Byng Inlet is a ghost town in Parry Sound District, Ontario. For a period in the nineteenth century it was home to one of the largest sawmill operations in Canada. The name of the town came from that of the English Admiral John Byng. It is also the name of the body of water, on which the village is situated, on the south shore of the Byng Inlet a widening of the Magnetawan River, near its mouth on Georgian Bay.

First established as a mill town in 1869, there have been a number mills at Byng Inlet. At first, growth of the village was sporadic, operations of the mills fluctuating with the changes in the tariffs on lumber exported to the United States, (the market for the output of Georgian Bay mills). Even the panic of 1873 with widespread affects, threatened the lumber industry at Byng Inlet. It would not be until the 1890s that mill workers established their roots, and Byng Inlet became their permanent home.

In 1897 the Holland and Emery Lumber Company of East Tawas, Michigan, relocated their mill from Saginaw Bay, to Byng Inlet. Having acquired the Magnetawan timber berths from Merrill and Ring, (another Michigan lumber firm). Nelson Holland and Temple Emery also acquired the Page mill, from Merrill and Ring in 1899, however, owing to financial difficulty of Mr. Emery, this was subsequently sold and removed.
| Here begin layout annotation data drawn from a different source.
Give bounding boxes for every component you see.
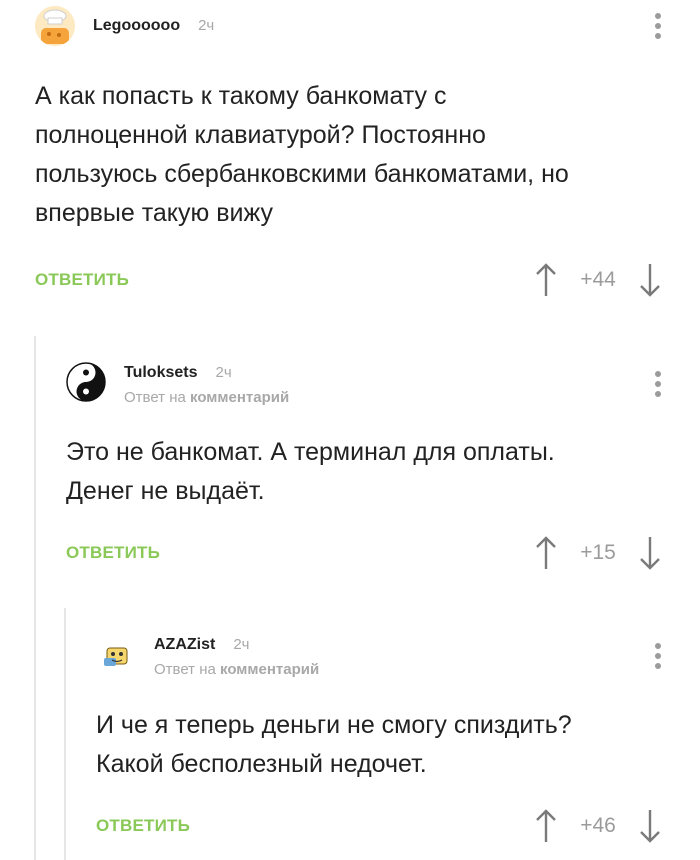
avatar[interactable] [96,634,136,674]
reply-button[interactable]: ОТВЕТИТЬ [96,816,190,836]
reply-to-link[interactable]: комментарий [220,661,319,678]
comment-text-line: И че я теперь деньги не смогу спиздить? [96,711,572,739]
rating: +46 [534,808,662,844]
comment-footer: ОТВЕТИТЬ [96,808,190,844]
comment-meta: AZAZist 2ч Ответ на комментарий [154,636,319,678]
arrow-down-icon[interactable] [638,808,662,844]
kebab-menu-icon[interactable] [648,640,668,672]
username[interactable]: AZAZist [154,636,215,654]
name-row: AZAZist 2ч [154,636,319,654]
rating-score: +46 [580,814,616,837]
comment-text: И че я теперь деньги не смогу спиздить? … [96,706,572,784]
avatar-cartoon-icon [104,647,128,666]
reply-to: Ответ на комментарий [154,661,319,678]
arrow-up-icon[interactable] [534,808,558,844]
timestamp: 2ч [233,636,250,653]
comment-text-line: Какой бесполезный недочет. [96,750,427,778]
reply-to-prefix: Ответ на [154,661,216,678]
comment: AZAZist 2ч Ответ на комментарий И че я т… [0,0,700,860]
comment-header: AZAZist 2ч Ответ на комментарий [96,634,319,678]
A new partnership was started with Nelson Holland and L P Graves, along with James Thissel Emery and others. Luther Pomeroy Graves, had been a longtime accociate of Nelson Holland, being the head of the firm Graves, Manbert and George, at Black Rock, NY, which marketed Holland and Emery's lumber, forwarding it through the Erie Canal. Temple Emery's nephew, James Thissel Emery, a millwright also a longtime associate of Mr. Holland, had apprenticed at Henry W. Sage's mill in Bay City and at Holland's mill, previously located in East Saginaw.